Mengenal ekosida, kejahatan lingkungan yang mengancam masa depan Bumi – Bagian 2

oleh: Eko Prasetyo*

Upaya penanggulangan ekosida

Hukum Lingkungan Internasional mengenalkan konsep ekosida yang pertama kali dalam Stockholm Conference on Human Environment tahun 1972, yang kemudian menjadi dasar dari Pembentukan Stockholm Declaration. Pada tahun 1978, International Law Commission (ILC) memasukkan perusakan lingkungan (damage to environment) ke dalam Draft articles on State Responsibility and International Crime.

Ekosida kini diakui sebagai masalah global yang mendesak, bukan hanya isu lokal. Beberapa negara, seperti Vanuatu dan Maladewa, telah mendorong agar isu ini dibawa ke Mahkamah Pidana Internasional (ICC) dengan tujuan menjadikannya sebagai kejahatan internasional.

Selain itu, gerakan seperti Stop Ecocide Foundation berada di garis depan dalam upaya mengkriminalisasi ekosida di tingkat internasional.

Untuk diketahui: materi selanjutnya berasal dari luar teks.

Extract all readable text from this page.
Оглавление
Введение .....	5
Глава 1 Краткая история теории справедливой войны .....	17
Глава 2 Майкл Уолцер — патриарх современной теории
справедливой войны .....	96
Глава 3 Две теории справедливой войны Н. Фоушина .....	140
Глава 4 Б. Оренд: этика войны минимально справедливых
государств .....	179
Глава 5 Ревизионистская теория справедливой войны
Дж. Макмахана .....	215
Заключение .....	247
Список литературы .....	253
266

Organisasi ini berusaha untuk meningkatkan kesadaran publik dan memengaruhi kebijakan pemerintah agar memasukkan ekosida sebagai bagian dari hukum internasional. Walaupun perjuangan ini tidak mudah dan membutuhkan waktu, kesadaran global mengenai pentingnya melindungi lingkungan semakin menguat, dan upaya untuk mengakui ekosida sebagai kejahatan internasional pun terus bergerak maju.

Patut disayangkan, diskursus internasional melalui konferensi resmi yang diadakan Perserikatan Bangsa-Bangsa (PBB), untuk mengakui ekosida sebagai salah satu kejahatan internasional tidak berhasil. Walaupun gagal mendapatkan pengakuan di tingkat internasional, beberapa negara telah mengambil tindakan dengan menginkorporasikan ekosida ke dalam hukum nasional mereka. Contohnya, Vietnam dan Rusia telah melibatkan ekosida sebagai Crime Against Peace, sementara beberapa negara seperti Armenia, Belarusia, Republik Moldova, Ukraina, dan Georgia telah mengklasifikasikannya sebagai Crime Against Peace.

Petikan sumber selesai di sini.